Written by Robert Potter, graduate student, Molecular Microbiology, Gautam Dantas Lab, Washington University


The 2017 Global Health & Infectious Disease Conference was a fascinating two-day event that featured captivating talks and posters from all categories of scientific personnel.

Due to the overwhelming scope of the challenges facing global health, presentations hailed from a variety of technical backgrounds. However, the unintentional theme stressed by all speakers was that continued innovation is necessary to overcome the insurmountable difficulties facing those who tackle the world’s toughest problems. As an attendee, I was particularly motivated by seeing trainees and faculty from Washington University at the vanguard of advancing human health, regardless of borders.

This spirit of innovation was sparked by the keynote speaker for the Thursday Trainee Oral Symposium, Daniel Goldberg, MD, PhD, who gave an update on the global consortium of organizations working towards novel therapeutics against Malaria. A PhD student in the Goldberg lab, Sebastian Nasamu, adeptly followed up on his adviser’s discussion and delivered a fascinating talk detailing mechanistic insight on the molecular role for a favored target of emerging antimalarial drugs. His talk was complemented by Annie Mayer, DVM, PhD, who as a postdoctoral scientist in Skip Virgin’s lab, has been developing therapeutics that restrict replication of the highly infectious Norovirus. Molly Pezzulo, a MPH student, from State University of New York, Albany, demonstrated that even for pathogens with efficacious therapeutic options, systemic barriers can plague attempts to control regional spread of infections.

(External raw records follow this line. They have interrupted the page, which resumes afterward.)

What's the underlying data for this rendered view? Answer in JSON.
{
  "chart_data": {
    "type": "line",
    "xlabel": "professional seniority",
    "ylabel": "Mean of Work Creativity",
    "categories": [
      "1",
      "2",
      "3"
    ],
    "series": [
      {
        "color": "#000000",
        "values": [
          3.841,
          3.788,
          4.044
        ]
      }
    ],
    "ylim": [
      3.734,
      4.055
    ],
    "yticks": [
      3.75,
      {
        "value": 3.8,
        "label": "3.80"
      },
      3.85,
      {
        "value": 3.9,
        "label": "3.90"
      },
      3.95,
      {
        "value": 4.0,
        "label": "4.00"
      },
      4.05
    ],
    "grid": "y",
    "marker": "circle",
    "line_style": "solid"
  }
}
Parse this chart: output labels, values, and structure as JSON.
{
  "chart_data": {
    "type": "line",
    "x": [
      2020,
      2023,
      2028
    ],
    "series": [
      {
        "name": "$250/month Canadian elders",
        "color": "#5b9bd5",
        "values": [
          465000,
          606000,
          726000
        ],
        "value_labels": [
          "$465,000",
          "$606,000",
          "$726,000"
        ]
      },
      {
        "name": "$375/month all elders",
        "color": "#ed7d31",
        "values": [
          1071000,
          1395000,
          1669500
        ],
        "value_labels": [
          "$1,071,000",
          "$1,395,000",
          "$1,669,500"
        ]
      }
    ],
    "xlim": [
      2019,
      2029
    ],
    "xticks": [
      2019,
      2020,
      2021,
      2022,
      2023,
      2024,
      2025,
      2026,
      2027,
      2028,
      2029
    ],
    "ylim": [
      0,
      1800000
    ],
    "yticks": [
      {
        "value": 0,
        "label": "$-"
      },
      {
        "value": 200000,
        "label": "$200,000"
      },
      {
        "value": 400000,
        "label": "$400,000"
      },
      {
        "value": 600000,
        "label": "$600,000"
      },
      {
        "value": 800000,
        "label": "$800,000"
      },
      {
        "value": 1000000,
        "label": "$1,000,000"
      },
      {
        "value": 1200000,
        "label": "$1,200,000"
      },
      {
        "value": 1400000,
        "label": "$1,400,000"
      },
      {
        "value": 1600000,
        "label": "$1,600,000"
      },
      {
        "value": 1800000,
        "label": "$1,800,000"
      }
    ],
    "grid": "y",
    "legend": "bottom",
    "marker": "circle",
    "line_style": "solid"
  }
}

Insight into how pathogens can evade our natural immunity is necessary to design host-centric therapeutics. Two graduate students, Catherine Cai (Saint Louis University-Laboratory of Daniel Hoft, MD, PhD) and Jeremy Huynh (Washington University – Laboratory of Christina Stallings, PhD) showed fascinating work on methods that Trypanosoma cruzi and Mycobacterium tuberculosis, respectively, use to evade the immune response – and outlined potential solutions.

Astounding insights into the molecular mechanism of infectious disease continued Friday. Thaddeus Stappenbeck, MD, PhD, (Washington University) detailed early results from profiling the gut microbiome in divergent populations as a method to study emerging trajectory of inflammatory bowel diseases in non-endemic areas and Jennifer Philips, MD, PhD, (Washington University) added to the continuously expanding list of known M. tuberculosis virulence factors. Steve Beverley, PhD (Washington University) discussed an emerging field of protozoan viruses, and importantly provided a plethora of evidence detailing how viral presence affects pathogenicity and treatment outcomes in Leishmania spp. Ellyn Ogden, MPH (USAID) and Ernesto Ruiz-Tiben, PhD (The Carter Center) closed and opened the Friday events by discussing the trials and tribulations of polio and guinea worm disease eradication.

Every speaker, in a unique way, reinforced my resolve to use basic science research as a platform for improving the human condition.